Her recent commentary in Bloomberg News begins: “Republican Senators are questioning whether President Barack Obama’s stimulus bill contains the right mix of tax breaks and cash infusions to jump-start the economy.
“Tragically, no one from either party is objecting to the health provisions slipped in without discussion. These provisions reflect the handiwork of Tom Daschle, until recently the nominee to head the Health and Human Services Department.”
That’s right: Health care provisions have been slipped past watchful eyes because they have been included not where one would expect them, in the health care bill, but in the stimulus package that, some Sherlock Holmes’ are beginning to discover, is costly to taxpayers while simulating little else but an insatiable legislative appetite for “free” dollars from Washington.
U.S. Senators, yet to vote on the health care bill, should read the provisions in the stimulus package before voting on ObamaCare.
Few will object a provision requiring a federal system to electronically track medical treatments, because such a provision will facilitate the sharing of medical records and avoid repetitive tests and errors associated with record duplication.
But some provisions that enforce uniformity are reckless and harmful to health care as we know it.
The bill establishes a new bureaucracy, the National Coordinator of Health Information Technology, that will monitor doctors to assure they are doing, McCaughey writes, “what the federal government deems appropriate and cost effective. The goal is to reduce costs and ‘guide’ your doctor’s decisions (442, 446). These provisions in the stimulus bill are virtually identical to what Daschle prescribed in his 2008 book, ‘Critical: What We Can Do About the Health-Care Crisis.’ According to Daschle, doctors have to give up autonomy and ‘learn to operate less like solo practitioners.’”
Penalties in the stimulus bill are attached to doctors and hospitals that do not measure up, so called “non-meaningful users,” an expression the definition of which is left to the Health and Human Services secretary empowered to apply “more stringent measures of meaningful use over time”
The obvious question – What penalties will deter your doctor from going beyond the electronically delivered protocols when your condition is atypical or you need an experimental treatment? – is left purposely vague. In his book, former Sen. Tom Daschle proposed an appointed body to decide “tough” questions politicians are loathed to answer.

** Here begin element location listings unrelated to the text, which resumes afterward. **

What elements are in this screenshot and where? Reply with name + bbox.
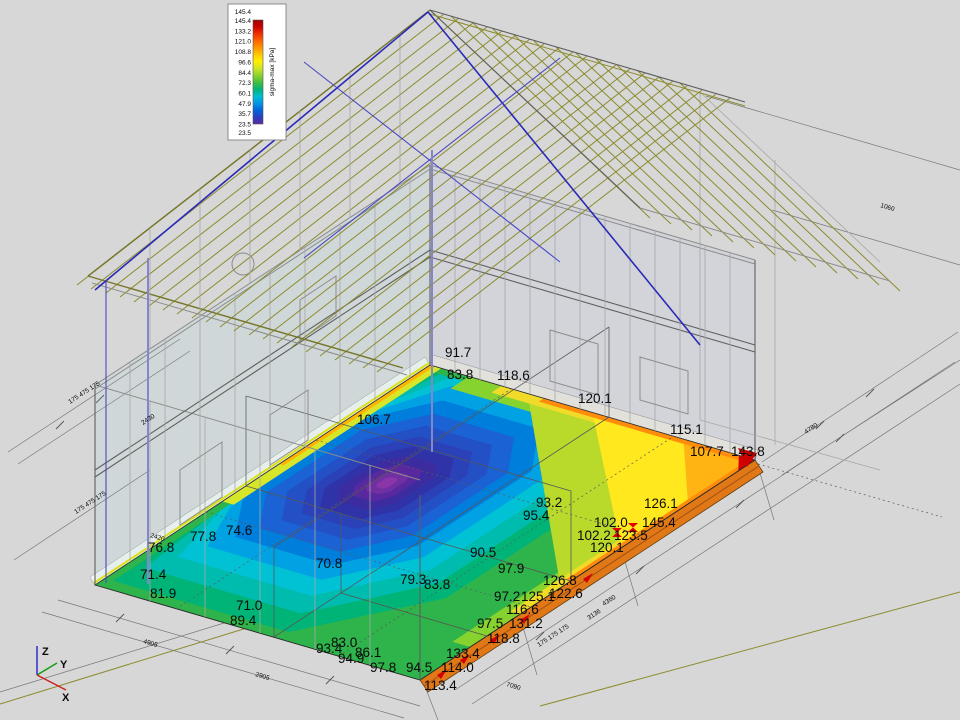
node-value: 91.7 [445,345,471,360]
cad-viewport[interactable]: 91.7 83.8 118.6 120.1 106.7 115.1 107.7 143.8 12… [0,0,960,720]
node-value: 133.4 [446,646,480,661]
node-value: 79.3 [400,572,426,587]
node-value: 83.0 [331,635,357,650]
node-value: 118.6 [497,368,530,383]
legend-tick: 35.7 [238,111,251,118]
legend-tick: 47.9 [238,101,251,108]
node-value: 71.4 [140,567,167,582]
legend-title: sigma-max [kPa] [269,48,276,97]
node-value: 81.9 [150,586,176,601]
legend-tick: 145.4 [235,18,252,25]
node-value: 118.8 [487,631,520,646]
node-value: 97.5 [477,616,503,631]
node-value: 114.0 [441,660,474,675]
legend-tick: 84.4 [238,70,251,77]
legend-tick: 121.0 [235,39,252,46]
node-value: 131.2 [509,616,543,631]
node-value: 70.8 [316,556,342,571]
z-axis-label: Z [42,646,49,658]
node-value: 120.1 [578,391,612,406]
legend-min: 23.5 [238,130,251,137]
node-value: 97.8 [370,660,396,675]
node-value: 115.1 [670,422,703,437]
node-value: 95.4 [523,508,550,523]
node-value: 120.1 [590,540,624,555]
node-value: 74.6 [226,523,252,538]
legend-tick: 72.3 [238,80,251,87]
node-value: 126.1 [644,496,678,511]
node-value: 106.7 [357,412,391,427]
node-value: 143.8 [731,444,765,459]
node-value: 107.7 [690,444,724,459]
legend-colorbar [253,20,263,124]
node-value: 83.8 [447,367,473,382]
node-value: 71.0 [236,598,262,613]
legend-tick: 23.5 [238,122,251,129]
node-value: 83.8 [424,577,450,592]
node-value: 116.6 [506,602,539,617]
legend-tick: 108.8 [235,49,252,56]
node-value: 89.4 [230,613,257,628]
legend-tick: 96.6 [238,59,251,66]
node-value: 97.9 [498,561,524,576]
legend-max: 145.4 [235,9,252,16]
x-axis-label: X [62,692,70,704]
node-value: 77.8 [190,529,216,544]
node-value: 94.5 [406,660,432,675]
node-value: 113.4 [424,678,457,693]
node-value: 90.5 [470,545,496,560]
legend-tick: 60.1 [238,90,251,97]
y-axis-label: Y [60,659,68,671]
legend-tick: 133.2 [235,28,252,35]
legend: 145.4 145.4 133.2 121.0 108.8 96.6 84.4 72.3 60… [228,4,286,140]
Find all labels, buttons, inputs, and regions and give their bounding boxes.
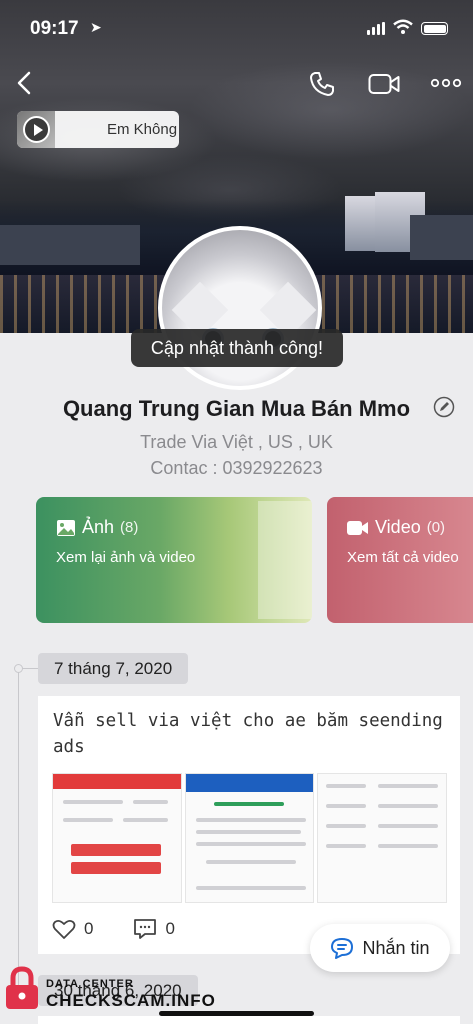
comment-count: 0 [165, 919, 175, 938]
post-image[interactable] [52, 773, 182, 903]
location-arrow-icon: ➤ [90, 19, 102, 35]
watermark: DATA CENTER CHECKSCAM.INFO [4, 966, 215, 1016]
video-call-icon[interactable] [368, 72, 400, 96]
post-images [52, 773, 448, 903]
back-icon[interactable] [12, 70, 38, 96]
profile-music-chip[interactable]: Em Không [17, 111, 179, 148]
edit-name-icon[interactable] [433, 396, 455, 418]
image-icon [57, 519, 75, 536]
album-preview-image [258, 501, 312, 619]
status-time: 09:17 [30, 18, 79, 39]
post-actions: 0 0 [52, 918, 175, 940]
timeline-post[interactable]: Vẫn sell via việt cho ae băm seending ad… [38, 696, 460, 954]
chat-bubble-icon [331, 938, 354, 959]
timeline-date: 7 tháng 7, 2020 [38, 653, 189, 684]
signal-icon [367, 22, 385, 35]
building [410, 215, 473, 260]
photos-album-subtitle: Xem lại ảnh và video [56, 549, 196, 566]
comment-icon[interactable] [133, 918, 157, 940]
status-bar: 09:17 ➤ [0, 0, 473, 56]
music-title: Em Không [107, 121, 178, 138]
videos-album-title: Video [375, 517, 421, 537]
message-button-label: Nhắn tin [362, 937, 430, 958]
timeline-connector [22, 668, 38, 669]
profile-bio-line: Contac : 0392922623 [150, 458, 323, 478]
building [0, 225, 140, 265]
wifi-icon [393, 19, 413, 34]
watermark-line2: CHECKSCAM.INFO [46, 991, 216, 1010]
building [345, 196, 375, 251]
heart-icon[interactable] [52, 918, 76, 940]
profile-bio-line: Trade Via Việt , US , UK [140, 432, 333, 452]
home-indicator[interactable] [159, 1011, 314, 1016]
videos-album-count: (0) [426, 519, 446, 536]
battery-icon [421, 22, 448, 35]
lock-icon [6, 966, 38, 1009]
videos-album-card[interactable]: Video (0) Xem tất cả video [327, 497, 473, 623]
photos-album-count: (8) [120, 519, 139, 536]
more-icon[interactable] [430, 78, 462, 88]
message-button[interactable]: Nhắn tin [310, 924, 450, 972]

The stimulus bill follows his cue by establishing the Federal Coordinating Council for Comparative Effectiveness Research.
McCaughey writes that Daschle in his book recommends slowing the development of costly new medications and technology that are driving up costs: “He praises Europeans for being more willing to accept ‘hopeless diagnoses’ and ‘forgo experimental treatments,’ and he chastises Americans for expecting too much from the health-care system.”
The stimulus bill would change current protocol and apply a cost-effectiveness standard set by the Federal Council. Under the current standard of care, Medicare pays for treatments that are thought to be safe and effective. “The Federal Council,” McCaughey writes, “is modeled after a U.K. board discussed in Daschle’s book. This board approves or rejects treatments using a formula that divides the cost of the treatment by the number of years the patient is likely to benefit.”
The provisions in the stimulus bill respecting health care enforce rationed care according to a model common in Europe, where in 2006 the U.K. health board determined that elderly patients with macular degeneration must wait until they had gone blind in one eye before being eligible to receive a drug to save the other eye. Three years of energetic public protest reversed the decision – a picture perfect shot of the dangers involved when legislators do not sufficiently examine hidden pigs in hidden pokes.
Has Connecticut Sen. Chris Dodd, now carrying the health care spear for an ailing Sen. Edward Kennedy, read these provisions in the stimulus bill? Have any of the members of Connecticut’s universally Democratic U.S. congressional delegation read these provisions?